When I attend a meeting that is supposed to involve some type of "public engagement", it would be nice to have a simple checklist that I could use to rate whether that meeting really was Transparent, Participatory, and Collaborative.
This simple checklist could be the standard tool for citizens to provide feedback to government agencies about the quality of their public engagement activities. In fact, the requirement for federal department and agencies to "solicit public feedback" about their public engagement is mentioned three (3) times in President Obama's Memorandum on Transparent and Open Government.
The checklist could contain simple "Yes/No" questions, along these lines:
"Was it Transparent?"
--> At some public meetings, it is not clear what is being discussed. Even if the meeting's agenda is available, the actual proposal or other documents being discussed are not made available to the public.

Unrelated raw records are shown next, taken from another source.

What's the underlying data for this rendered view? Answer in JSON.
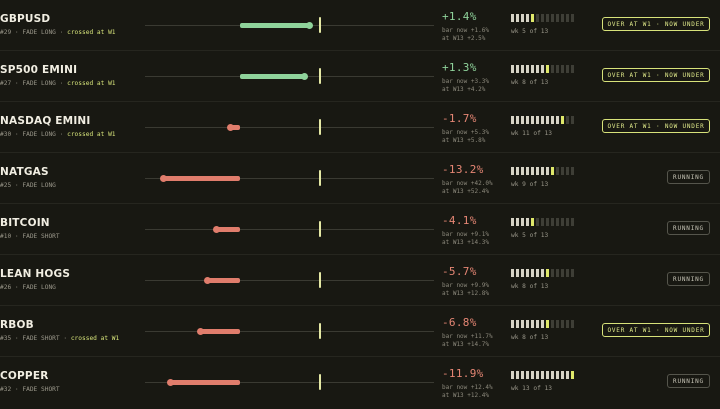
{
  "rows": [
    {
      "name": "GBPUSD",
      "rank": "#29",
      "mode": "FADE LONG",
      "cross_note": "crossed at W1",
      "change": "+1.4%",
      "change_value": 1.4,
      "sub1": "bar now +1.6%",
      "sub2": "at W13 +2.5%",
      "week": 5,
      "weeks_total": 13,
      "week_label": "wk 5 of 13",
      "status": "OVER AT W1 · NOW UNDER",
      "status_kind": "over"
    },
    {
      "name": "SP500 EMINI",
      "rank": "#27",
      "mode": "FADE LONG",
      "cross_note": "crossed at W1",
      "change": "+1.3%",
      "change_value": 1.3,
      "sub1": "bar now +3.3%",
      "sub2": "at W13 +4.2%",
      "week": 8,
      "weeks_total": 13,
      "week_label": "wk 8 of 13",
      "status": "OVER AT W1 · NOW UNDER",
      "status_kind": "over"
    },
    {
      "name": "NASDAQ EMINI",
      "rank": "#30",
      "mode": "FADE LONG",
      "cross_note": "crossed at W1",
      "change": "-1.7%",
      "change_value": -1.7,
      "sub1": "bar now +5.3%",
      "sub2": "at W13 +5.8%",
      "week": 11,
      "weeks_total": 13,
      "week_label": "wk 11 of 13",
      "status": "OVER AT W1 · NOW UNDER",
      "status_kind": "over"
    },
    {
      "name": "NATGAS",
      "rank": "#25",
      "mode": "FADE LONG",
      "cross_note": "",
      "change": "-13.2%",
      "change_value": -13.2,
      "sub1": "bar now +42.0%",
      "sub2": "at W13 +52.4%",
      "week": 9,
      "weeks_total": 13,
      "week_label": "wk 9 of 13",
      "status": "RUNNING",
      "status_kind": "running"
    },
    {
      "name": "BITCOIN",
      "rank": "#10",
      "mode": "FADE SHORT",
      "cross_note": "",
      "change": "-4.1%",
      "change_value": -4.1,
      "sub1": "bar now +9.1%",
      "sub2": "at W13 +14.3%",
      "week": 5,
      "weeks_total": 13,
      "week_label": "wk 5 of 13",
      "status": "RUNNING",
      "status_kind": "running"
    },
    {
      "name": "LEAN HOGS",
      "rank": "#26",
      "mode": "FADE LONG",
      "cross_note": "",
      "change": "-5.7%",
      "change_value": -5.7,
      "sub1": "bar now +9.9%",
      "sub2": "at W13 +12.8%",
      "week": 8,
      "weeks_total": 13,
      "week_label": "wk 8 of 13",
      "status": "RUNNING",
      "status_kind": "running"
    },
    {
      "name": "RBOB",
      "rank": "#35",
      "mode": "FADE SHORT",
      "cross_note": "crossed at W1",
      "change": "-6.8%",
      "change_value": -6.8,
      "sub1": "bar now +11.7%",
      "sub2": "at W13 +14.7%",
      "week": 8,
      "weeks_total": 13,
      "week_label": "wk 8 of 13",
      "status": "OVER AT W1 · NOW UNDER",
      "status_kind": "over"
    },
    {
      "name": "COPPER",
      "rank": "#32",
      "mode": "FADE SHORT",
      "cross_note": "",
      "change": "-11.9%",
      "change_value": -11.9,
      "sub1": "bar now +12.4%",
      "sub2": "at W13 +12.4%",
      "week": 13,
      "weeks_total": 13,
      "week_label": "wk 13 of 13",
      "status": "RUNNING",
      "status_kind": "running"
    }
  ],
  "colors": {
    "positive": "#8fd39b",
    "negative": "#e07d6c",
    "accent": "#dfe86a",
    "background": "#181812"
  }
}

[Transparent? Check "No".]
"Was it Participatory?"
--> At some public meetings, members of the public are allowed to attend, but are not given an opportunity to ask questions and comment on the proposal being discussed.
[Participatory? Check "No".]
"Was it Collaborative?"
--> Even when a public meeting allows for public *feedback* on a proposal, it may have skipped over the step for public *input* could have shaped the proposal differently.
[Collaborative? Check "No".]
Of course, different citizens can have different judgements about the very same meeting. But, just like a "customer survey", a review of the collected checklists should provide some objective evidence about the quality of public engagement.
ALSO, this standard checklist should be developed and promoted by government agencies - now - in order to gauge their current effort *before* they attempt improvements. Otherwise, they won't know - later on - if they are doing any better. (You know: it's like weighing yourself *before* the diet.)
[NOTE: The League of Women Voters (LWV) have some local chapters with an "Observer Corps" that use checklists to rate public meetings. However, different chapters have developed different formats. The LWV's experience would be helpful in creating a federal checklist for "citizen observers".]